Human epidermal growth factor receptor-2, Oestrogen receptor, Progesterone receptor

The MC is a special type of breast cancer that presents with a large amount of extracellular mucin. It comprises 4% (1-7%) of all invasive breast cancer (1). MC is also called colloid breast cancer characterised by nests of cells floating in lakes of mucin partitioned by delicate fibrous septae containing capillary blood vessels (2). It is divided into two subtypes: PMC and MMC (3). Hormone receptors and HER2 status play an important role in prognosis and management (4).

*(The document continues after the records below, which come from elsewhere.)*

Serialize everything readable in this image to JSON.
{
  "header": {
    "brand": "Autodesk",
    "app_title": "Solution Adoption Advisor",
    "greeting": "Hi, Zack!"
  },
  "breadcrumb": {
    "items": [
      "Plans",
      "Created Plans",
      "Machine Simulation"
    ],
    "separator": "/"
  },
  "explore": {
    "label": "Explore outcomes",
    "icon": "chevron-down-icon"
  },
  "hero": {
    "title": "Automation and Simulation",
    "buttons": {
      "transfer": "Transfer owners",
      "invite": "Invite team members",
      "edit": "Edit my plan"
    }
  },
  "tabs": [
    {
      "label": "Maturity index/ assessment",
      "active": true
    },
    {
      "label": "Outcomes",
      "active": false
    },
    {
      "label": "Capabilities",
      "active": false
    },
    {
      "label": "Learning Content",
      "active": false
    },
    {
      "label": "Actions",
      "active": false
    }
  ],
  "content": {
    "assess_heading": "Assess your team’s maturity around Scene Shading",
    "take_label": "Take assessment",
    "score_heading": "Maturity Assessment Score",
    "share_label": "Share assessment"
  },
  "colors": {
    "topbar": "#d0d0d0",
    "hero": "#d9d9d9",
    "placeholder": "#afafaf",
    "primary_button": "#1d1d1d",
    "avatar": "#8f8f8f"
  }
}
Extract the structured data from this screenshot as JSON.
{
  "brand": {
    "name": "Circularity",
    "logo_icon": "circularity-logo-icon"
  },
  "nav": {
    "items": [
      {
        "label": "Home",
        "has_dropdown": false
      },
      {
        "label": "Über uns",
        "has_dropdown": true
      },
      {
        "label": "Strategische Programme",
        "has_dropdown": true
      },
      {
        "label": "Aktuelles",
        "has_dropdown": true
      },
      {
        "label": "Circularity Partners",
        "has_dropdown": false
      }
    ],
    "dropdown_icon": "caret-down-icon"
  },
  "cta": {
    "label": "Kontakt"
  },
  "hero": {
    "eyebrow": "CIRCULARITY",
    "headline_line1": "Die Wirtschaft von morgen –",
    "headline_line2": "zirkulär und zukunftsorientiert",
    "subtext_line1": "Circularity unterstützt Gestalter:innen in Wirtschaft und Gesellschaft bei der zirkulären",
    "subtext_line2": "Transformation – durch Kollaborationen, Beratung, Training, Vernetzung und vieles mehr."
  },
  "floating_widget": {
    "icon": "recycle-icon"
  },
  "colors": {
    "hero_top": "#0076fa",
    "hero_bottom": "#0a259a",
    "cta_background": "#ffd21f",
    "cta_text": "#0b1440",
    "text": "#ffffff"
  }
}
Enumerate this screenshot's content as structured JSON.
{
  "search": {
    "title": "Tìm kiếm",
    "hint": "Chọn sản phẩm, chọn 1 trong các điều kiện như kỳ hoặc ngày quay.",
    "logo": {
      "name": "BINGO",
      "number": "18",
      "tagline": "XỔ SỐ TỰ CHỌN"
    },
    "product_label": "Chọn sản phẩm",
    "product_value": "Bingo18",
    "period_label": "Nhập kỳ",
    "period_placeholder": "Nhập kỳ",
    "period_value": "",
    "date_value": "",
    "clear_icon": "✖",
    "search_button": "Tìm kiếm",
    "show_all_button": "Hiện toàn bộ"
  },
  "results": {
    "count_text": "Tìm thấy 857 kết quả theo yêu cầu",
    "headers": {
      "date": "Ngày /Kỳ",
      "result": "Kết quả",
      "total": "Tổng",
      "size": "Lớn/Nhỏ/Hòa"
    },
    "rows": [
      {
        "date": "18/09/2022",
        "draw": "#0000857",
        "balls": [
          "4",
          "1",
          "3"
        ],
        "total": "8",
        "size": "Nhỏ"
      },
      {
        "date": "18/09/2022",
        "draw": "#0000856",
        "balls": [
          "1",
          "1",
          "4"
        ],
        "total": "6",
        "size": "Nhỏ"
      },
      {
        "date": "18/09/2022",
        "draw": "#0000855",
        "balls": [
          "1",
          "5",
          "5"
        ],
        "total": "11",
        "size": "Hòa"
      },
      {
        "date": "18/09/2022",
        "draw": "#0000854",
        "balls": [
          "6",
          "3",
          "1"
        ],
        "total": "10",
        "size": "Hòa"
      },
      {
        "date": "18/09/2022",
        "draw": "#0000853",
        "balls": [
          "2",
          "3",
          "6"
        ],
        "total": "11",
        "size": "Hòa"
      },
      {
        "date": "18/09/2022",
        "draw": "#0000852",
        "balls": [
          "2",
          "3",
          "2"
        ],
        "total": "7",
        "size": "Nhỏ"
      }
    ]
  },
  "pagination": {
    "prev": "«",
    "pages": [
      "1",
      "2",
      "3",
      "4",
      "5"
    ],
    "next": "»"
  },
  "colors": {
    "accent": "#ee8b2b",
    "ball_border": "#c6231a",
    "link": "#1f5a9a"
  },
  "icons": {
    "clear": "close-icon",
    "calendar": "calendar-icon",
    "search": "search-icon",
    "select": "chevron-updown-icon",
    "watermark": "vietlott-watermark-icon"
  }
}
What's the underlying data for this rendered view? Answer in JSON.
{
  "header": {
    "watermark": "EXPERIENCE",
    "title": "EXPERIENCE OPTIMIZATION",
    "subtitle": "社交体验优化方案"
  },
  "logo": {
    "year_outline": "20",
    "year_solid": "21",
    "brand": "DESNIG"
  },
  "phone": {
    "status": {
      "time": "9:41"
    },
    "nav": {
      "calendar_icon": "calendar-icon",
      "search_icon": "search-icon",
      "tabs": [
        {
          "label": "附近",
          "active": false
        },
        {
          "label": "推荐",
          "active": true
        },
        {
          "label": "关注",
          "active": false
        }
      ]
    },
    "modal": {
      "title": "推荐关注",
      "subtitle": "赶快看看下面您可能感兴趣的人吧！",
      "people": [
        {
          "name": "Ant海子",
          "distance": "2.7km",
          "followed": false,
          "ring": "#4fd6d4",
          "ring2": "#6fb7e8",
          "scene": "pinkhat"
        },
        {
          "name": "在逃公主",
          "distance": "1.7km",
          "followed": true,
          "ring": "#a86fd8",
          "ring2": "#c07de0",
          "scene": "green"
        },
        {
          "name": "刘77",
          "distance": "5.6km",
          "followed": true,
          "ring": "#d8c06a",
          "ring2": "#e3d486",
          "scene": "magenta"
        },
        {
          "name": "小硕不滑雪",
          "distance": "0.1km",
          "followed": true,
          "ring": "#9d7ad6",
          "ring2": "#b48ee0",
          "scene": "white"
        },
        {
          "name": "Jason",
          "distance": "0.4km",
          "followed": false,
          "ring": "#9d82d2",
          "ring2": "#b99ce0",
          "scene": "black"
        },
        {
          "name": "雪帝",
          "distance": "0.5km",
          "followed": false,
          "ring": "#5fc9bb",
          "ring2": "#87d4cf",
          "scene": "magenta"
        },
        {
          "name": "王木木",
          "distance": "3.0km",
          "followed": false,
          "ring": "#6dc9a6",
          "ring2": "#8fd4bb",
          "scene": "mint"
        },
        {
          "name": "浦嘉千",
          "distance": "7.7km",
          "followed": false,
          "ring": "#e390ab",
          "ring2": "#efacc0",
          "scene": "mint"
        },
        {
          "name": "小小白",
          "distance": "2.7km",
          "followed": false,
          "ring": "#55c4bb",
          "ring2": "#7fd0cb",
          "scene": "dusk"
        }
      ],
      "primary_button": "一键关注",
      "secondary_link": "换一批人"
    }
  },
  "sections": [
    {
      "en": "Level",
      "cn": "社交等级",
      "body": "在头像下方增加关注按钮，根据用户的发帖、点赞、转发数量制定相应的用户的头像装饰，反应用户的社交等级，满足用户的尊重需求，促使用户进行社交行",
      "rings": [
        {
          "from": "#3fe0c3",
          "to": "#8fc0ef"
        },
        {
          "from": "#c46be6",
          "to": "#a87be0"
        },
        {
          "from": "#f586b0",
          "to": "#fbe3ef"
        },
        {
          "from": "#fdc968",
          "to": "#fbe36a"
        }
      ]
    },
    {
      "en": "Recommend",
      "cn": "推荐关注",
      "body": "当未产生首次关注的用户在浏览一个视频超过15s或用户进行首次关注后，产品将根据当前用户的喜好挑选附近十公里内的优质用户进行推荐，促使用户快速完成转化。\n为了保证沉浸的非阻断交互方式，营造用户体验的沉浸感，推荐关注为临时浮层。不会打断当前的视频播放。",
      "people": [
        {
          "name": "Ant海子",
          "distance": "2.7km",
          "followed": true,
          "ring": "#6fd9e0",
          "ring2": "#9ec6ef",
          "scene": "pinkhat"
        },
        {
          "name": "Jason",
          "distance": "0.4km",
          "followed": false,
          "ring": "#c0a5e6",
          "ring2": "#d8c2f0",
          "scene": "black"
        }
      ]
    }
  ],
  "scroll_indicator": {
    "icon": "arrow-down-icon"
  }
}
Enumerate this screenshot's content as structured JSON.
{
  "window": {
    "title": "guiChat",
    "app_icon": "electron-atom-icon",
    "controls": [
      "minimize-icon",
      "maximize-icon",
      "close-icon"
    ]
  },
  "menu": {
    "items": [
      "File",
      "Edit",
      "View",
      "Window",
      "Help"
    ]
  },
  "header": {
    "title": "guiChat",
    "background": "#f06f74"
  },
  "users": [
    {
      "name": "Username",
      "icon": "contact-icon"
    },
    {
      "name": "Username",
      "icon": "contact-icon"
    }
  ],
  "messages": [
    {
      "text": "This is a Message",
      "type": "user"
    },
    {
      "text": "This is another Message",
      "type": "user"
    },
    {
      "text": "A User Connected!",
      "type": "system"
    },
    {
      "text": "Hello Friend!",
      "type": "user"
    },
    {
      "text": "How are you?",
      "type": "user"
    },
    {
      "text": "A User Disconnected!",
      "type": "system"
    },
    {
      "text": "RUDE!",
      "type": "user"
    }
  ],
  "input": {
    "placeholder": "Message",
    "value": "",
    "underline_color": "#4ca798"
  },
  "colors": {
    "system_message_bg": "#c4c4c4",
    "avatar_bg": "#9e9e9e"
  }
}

Mucins are high molecular-weight glycoproteins having oligosaccharides attached to serine or threonine residues of the mucin core protein backbone by O-glycosidic linkages. MUC2 expression is associated with the less aggressive biological properties of MC than invasive ductal carcinoma through the production of abundant extracellular mucin forming the characteristic configuration, since MUC2 is a gel-forming secretory mucin (5). PMC classified into two main types according to its structural and cytological features: type A (paucicellular), the classical variant with a large amount of extracellular mucin, and type B (hypercellular), a hypercellular variant with less mucin and often with neuroendocrine differentiation (6). MUC2 is not expressed in the normal breast, however expressed in 1/3rd of Ductal Carcinoma In-situ (DCIS) and Lobular Carcinoma In-situ (LCIS) lesions and in invasive breast cancer and reviewed in implicating MUC2 in cancer progression (7).

Study Objectives

• To study pathologic features of MC of breast.
• To determine features of PMC and MMC.
• To understand immunohistochemical role of MC of breast with literature correlation for prognosis.

Material and Methods

A retrospective study of patients, who presented with breast cancer was studied at Department of Pathology, Karnataka Institute of Medical Sciences, Hubballi, Karnataka, India. The study was analysed in June 2002 and authors included data from January 2021 to June 2022. All procedures performed in the current study were approved by Institutional Ethical Committee in accordance with the 1964 Helsinki declaration and later amendments (IEC Approval number 412/2020-2021, Date 22/01/2021).

Inclusion and Exclusion criteria: The patients in whom the diagnosis of MC of breast (both PMC and MMC) was given on histopathology were only included in the study. Patients of breast cancer of other pathological types were excluded from the detailed study.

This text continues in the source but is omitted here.